Intinya dokumen perencanaan pembangunan nasional yang terdiri dari atas perencanaan pembangunan yang disusun secara terpadu oleh kementerian/lembaga dan perencanaan pembangunan oleh pemerintah daerah sesuai dengan kewenanganya mencakup : (1) Rencana Pembangunan Jangka Panjang (RPJP) dengan periode 20 (dua puluh) tahun, (2) Rencana Pembangunan Jangka Menengah (RPJM) dengan periode 5 (lima) tahun, dan (3) Rencana Pembangunan Tahunan yang disebut dengan Rencana Kerja Pemerintah dan Rencana Kerja Pemerintah Daerah (RKP dan RKPD) untuk periode 1 (satu) tahun.

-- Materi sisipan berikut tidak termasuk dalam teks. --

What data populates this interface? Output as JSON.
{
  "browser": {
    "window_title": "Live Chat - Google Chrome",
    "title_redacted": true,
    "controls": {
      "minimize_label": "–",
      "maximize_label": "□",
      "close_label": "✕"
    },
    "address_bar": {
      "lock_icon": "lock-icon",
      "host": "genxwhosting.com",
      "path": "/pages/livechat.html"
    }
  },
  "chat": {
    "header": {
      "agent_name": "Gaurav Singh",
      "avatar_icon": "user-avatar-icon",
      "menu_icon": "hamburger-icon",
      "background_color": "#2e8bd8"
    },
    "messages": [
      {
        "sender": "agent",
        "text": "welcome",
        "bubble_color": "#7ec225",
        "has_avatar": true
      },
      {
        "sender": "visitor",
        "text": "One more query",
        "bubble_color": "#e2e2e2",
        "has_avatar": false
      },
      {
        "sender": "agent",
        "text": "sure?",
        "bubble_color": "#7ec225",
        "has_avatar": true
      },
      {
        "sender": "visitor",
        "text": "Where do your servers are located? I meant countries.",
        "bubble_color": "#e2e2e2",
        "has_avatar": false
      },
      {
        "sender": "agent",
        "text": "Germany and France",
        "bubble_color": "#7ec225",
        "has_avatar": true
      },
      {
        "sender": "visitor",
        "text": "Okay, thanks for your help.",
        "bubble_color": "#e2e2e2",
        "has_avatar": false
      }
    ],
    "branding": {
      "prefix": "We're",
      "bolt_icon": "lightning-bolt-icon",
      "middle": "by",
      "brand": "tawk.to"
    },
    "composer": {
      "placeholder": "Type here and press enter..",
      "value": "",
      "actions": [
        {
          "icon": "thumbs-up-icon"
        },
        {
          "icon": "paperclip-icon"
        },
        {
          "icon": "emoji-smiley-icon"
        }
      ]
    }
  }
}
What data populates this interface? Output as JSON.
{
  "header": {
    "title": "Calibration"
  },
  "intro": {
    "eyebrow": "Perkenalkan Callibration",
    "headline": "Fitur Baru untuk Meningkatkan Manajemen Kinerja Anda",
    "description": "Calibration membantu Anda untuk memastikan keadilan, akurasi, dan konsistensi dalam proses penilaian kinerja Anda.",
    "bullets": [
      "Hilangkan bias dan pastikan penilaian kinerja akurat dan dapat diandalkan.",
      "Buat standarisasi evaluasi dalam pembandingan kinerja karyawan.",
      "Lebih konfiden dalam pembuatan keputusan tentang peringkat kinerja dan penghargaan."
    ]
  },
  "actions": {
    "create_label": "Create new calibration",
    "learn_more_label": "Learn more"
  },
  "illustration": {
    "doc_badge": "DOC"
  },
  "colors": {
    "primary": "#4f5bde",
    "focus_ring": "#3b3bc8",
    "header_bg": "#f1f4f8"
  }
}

Lahirnya UU tentang Sistem Perencanaan Pembangunan Nasional ini, paling tidak memperlihatkan kepada kita bahwa dengan UU ini dapat memberikan kejelasan hukum dan arah tindak dalam proses perumusan perencanaan pembangunan nasional kedepan, karena sejak bangsa ini merdeka, baru kali ini UU tentang perencanaan pembangunan nasional ditetapkan lewat UU, padahal peran dan fungsi lembaga pembuat perencanaan pembangunan selama ini baik di pusat maupun di daerah sangat besar.
Tapi pertanyaan kita, apakah UU nomor 25 tahun 2004 tentang SPPN ini tidak hanya bertukar kulit saja ? apakah RPJP, RPJM, RKP itu secara model dan mekanisme perumusannya sama saja halnya dengan program jangka panjang yang terkenal dengan motto menuju Indonesia tinggal landas, Rencana Pembangunan Lima Tahun (Repelita) dengan berbagai periode dan APBN sebagai program satu tahunnya semasa pemerintahan Orde Baru ?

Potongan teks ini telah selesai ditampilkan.